No better time than now to put together the technicolour dream pad you’ve always wanted.
When used correctly, colour can transform a space or even your experience of a space. It can enhance your emotions and feelings of health and wellbeing, make a space feel larger or cozier, and even change your impression of a room’s temperature.
Yet, one of the perennial challenges when it comes to putting together a colour palette that works is determining which colours look good together and which will clash. Here are some tips to help you get started.
First, decide if you want to go for something warm or something cool to set the tone for your room. Keep in mind that there are warm and cool sides to every colour (for example, warm blues or cool pinks). When in doubt, use a colour scheme generator (there are many available online for free) that will help you better visualise your colour palette.
Another trick interior designers use is to play with patterns and textures to introduce stronger colours into a room. This creates a statement and makes a room visually interesting while not over-loading the eyes with too many colours.
If you are still unsure about mixing and matching colours, play with gradient. Single colour rooms are very in-trend at the moment and are relatively foolproof to achieve. They also give rooms a serene and calming effect as the eye can move around the space without interruption. To do this, choose varying saturations and tint levels of just one colour for most of the room. You can then add an accent piece in a complementary or contrasting colour if you’re feeling adventurous!
COLOUR TRENDS FOR 2016
Primary Colours: White and Navy Blue
Accent Colour: Champagne Gold
One of the simplest ways to combine colours is to combine white with a bold colour and an accent colour. A pale champagne gold lends a regal elegance to this modern take on the classic black and white palette.
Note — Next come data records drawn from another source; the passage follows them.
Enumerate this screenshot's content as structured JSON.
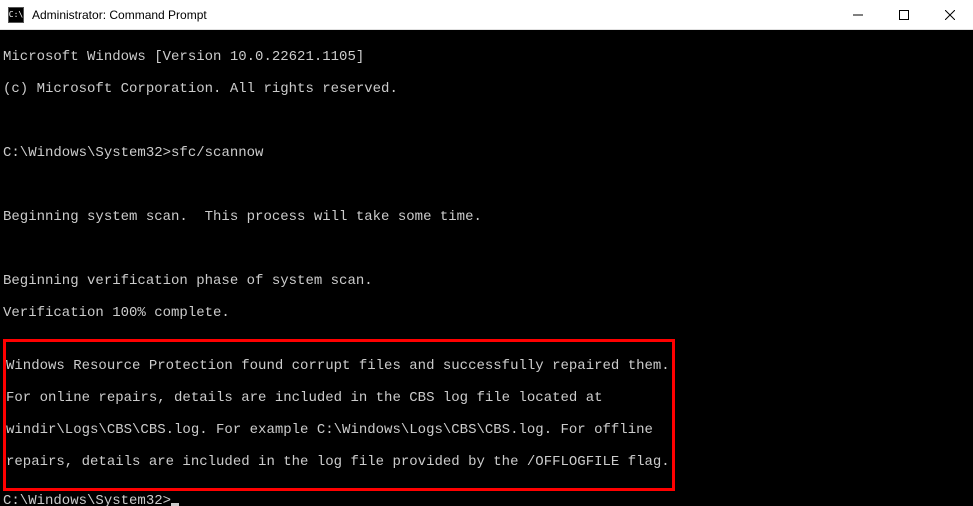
{
  "window": {
    "title": "Administrator: Command Prompt"
  },
  "terminal": {
    "header1": "Microsoft Windows [Version 10.0.22621.1105]",
    "header2": "(c) Microsoft Corporation. All rights reserved.",
    "prompt1_path": "C:\\Windows\\System32>",
    "prompt1_cmd": "sfc/scannow",
    "msg1": "Beginning system scan.  This process will take some time.",
    "msg2": "Beginning verification phase of system scan.",
    "msg3": "Verification 100% complete.",
    "result1": "Windows Resource Protection found corrupt files and successfully repaired them.",
    "result2": "For online repairs, details are included in the CBS log file located at",
    "result3": "windir\\Logs\\CBS\\CBS.log. For example C:\\Windows\\Logs\\CBS\\CBS.log. For offline",
    "result4": "repairs, details are included in the log file provided by the /OFFLOGFILE flag.",
    "prompt2_path": "C:\\Windows\\System32>"
  }
}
Primary Colours: Milky Blue and Grey
Accent Colours: Brass or Forest Green
Serene and sophisticated, these colours bring to mind the feel of aristocratic European country houses. They are also wonderfully neutral and easy to work with. Begin by filling most of your space (walls, floors and large furniture) with varying tints and textures of your chosen primary colours.
Primary Colours: Teal, Rainforest Green, Stone Grey
Accent Colour: Coral or Fuchsia
Tropical does not have to mean clashing bright colours. Choose deep lux colours that emulate nature — the colour of the rainforest, the ocean, or granite cliffs — then introduce splashes of colour inspired by tropical flowers.